With mother!, Aronofsky has created one of the most effective spiritual films ever, full of desperate sincerity and absolutely void of straightforward answers. This is the aim of all great spiritual art – to present a challenge. This movie boldly confronts standard depictions of Divine nature, forcing the viewer to face their assumptions and their doubts with unflinching focus. You might not want to consider the questions that mother! is hellbent on asking but, despite its often sloppy and maddening delivery, I genuinely believe they are important and vital to today’s believers.
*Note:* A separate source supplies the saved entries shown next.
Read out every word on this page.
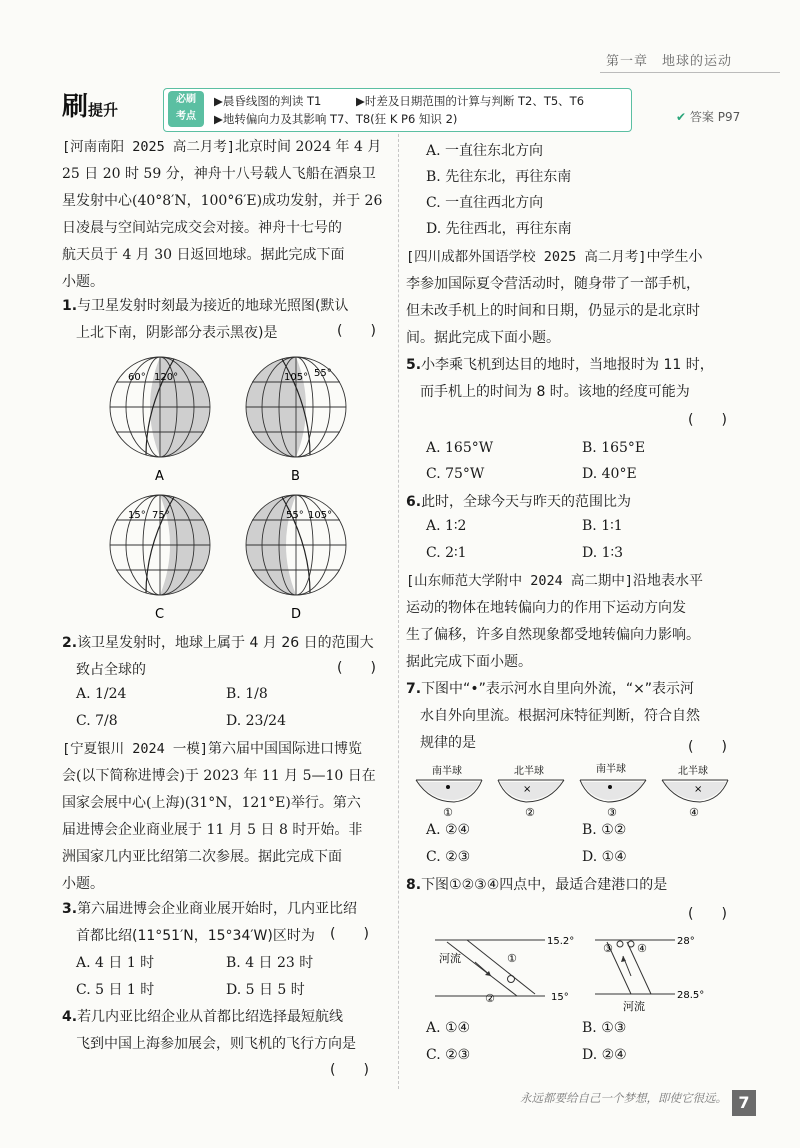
第一章　地球的运动
刷提升
必刷
考点
▶晨昏线图的判读 T1	▶时差及日期范围的计算与判断 T2、T5、T6
▶地转偏向力及其影响 T7、T8(狂 K P6 知识 2)	✔ 答案 P97
[河南南阳 2025 高二月考]北京时间 2024 年 4 月
25 日 20 时 59 分，神舟十八号载人飞船在酒泉卫
星发射中心(40°8′N，100°6′E)成功发射，并于 26
日凌晨与空间站完成交会对接。神舟十七号的
航天员于 4 月 30 日返回地球。据此完成下面
小题。
1.与卫星发射时刻最为接近的地球光照图(默认
上北下南，阴影部分表示黑夜)是	(　　)
60° 120°	105° 55°
15° 75°	55° 105°
A	B
C	D
2.该卫星发射时，地球上属于 4 月 26 日的范围大
致占全球的	(　　)
A. 1/24	B. 1/8
C. 7/8	D. 23/24
[宁夏银川 2024 一模]第六届中国国际进口博览
会(以下简称进博会)于 2023 年 11 月 5—10 日在
国家会展中心(上海)(31°N，121°E)举行。第六
届进博会企业商业展于 11 月 5 日 8 时开始。非
洲国家几内亚比绍第二次参展。据此完成下面
小题。
3.第六届进博会企业商业展开始时，几内亚比绍
首都比绍(11°51′N，15°34′W)区时为	(　　)
A. 4 日 1 时	B. 4 日 23 时
C. 5 日 1 时	D. 5 日 5 时
4.若几内亚比绍企业从首都比绍选择最短航线
飞到中国上海参加展会，则飞机的飞行方向是
(　　)
A. 一直往东北方向
B. 先往东北，再往东南
C. 一直往西北方向
D. 先往西北，再往东南
[四川成都外国语学校 2025 高二月考]中学生小
李参加国际夏令营活动时，随身带了一部手机，
但未改手机上的时间和日期，仍显示的是北京时
间。据此完成下面小题。
5.小李乘飞机到达目的地时，当地报时为 11 时，
而手机上的时间为 8 时。该地的经度可能为
(　　)
A. 165°W	B. 165°E
C. 75°W	D. 40°E
6.此时，全球今天与昨天的范围比为
A. 1∶2	B. 1∶1
C. 2∶1	D. 1∶3
[山东师范大学附中 2024 高二期中]沿地表水平
运动的物体在地转偏向力的作用下运动方向发
生了偏移，许多自然现象都受地转偏向力影响。
据此完成下面小题。
7.下图中“•”表示河水自里向外流，“×”表示河
水自外向里流。根据河床特征判断，符合自然
规律的是	(　　)
×	×
南半球	北半球	南半球	北半球
①	②	③	④
A. ②④	B. ①②
C. ②③	D. ①④
8.下图①②③④四点中，最适合建港口的是
(　　)
15.2°
15°
28°
28.5°
河流
河流
①
②
③ ④
A. ①④	B. ①③
C. ②③	D. ②④
永远都要给自己一个梦想，即使它很远。 7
As an example, I do want to address at least one scene in particular – the scene that will undoubtedly cause the most controversy. In presenting the Biblical narrative, Aronofsky eventually gives the audience what amounts to a depiction of Christ’s sacrifice. Again, wanting to keep as much hidden as possible, it is at least safe to say that this is one of the most brutal and damning depictions ever committed to film. Although the sacrifice itself is hard to watch, it’s what the sacrifice potentially says about humanity that will earn its ire. To the film, the sacrifice of Christ is the ultimate example of humanity’s blind obedience to the selfish impulse endowed by their Creator. It is an assessment of man’s sinfulness that will leave many viewers raw but, I believe, it is absolutely incredible. It challenges assumptions about the purpose of religious piety, about our connection to the Divine, and about what Christ’s innocence really means. As a believer, I am excited for the conversations that this scene will inspire – even though I genuinely feel attacked and judged. And that is Aronofsky’s greatest accomplishment with mother!.
As the world seemingly unravels around fake news fear mongering and trivial tribalism, a film like mother! feels not simply prescient but full of potential. We don’t need another monomythic superhero film to soar through our subconscious with feel good fantasy, what we need is good punch in the gut that will force us to actually take stock of our behavior. With mother!, Paramount has taken the incredible gamble to challenge mainstream audiences to truly confront themselves and their world. Again, I don’t think it’s entirely successful but, really, only because it wants to say too much in too little time. What it does say, or what it might say for the believer, is at once elating and harrowing – and that alone makes it worth your time to check it out and wrestle with it.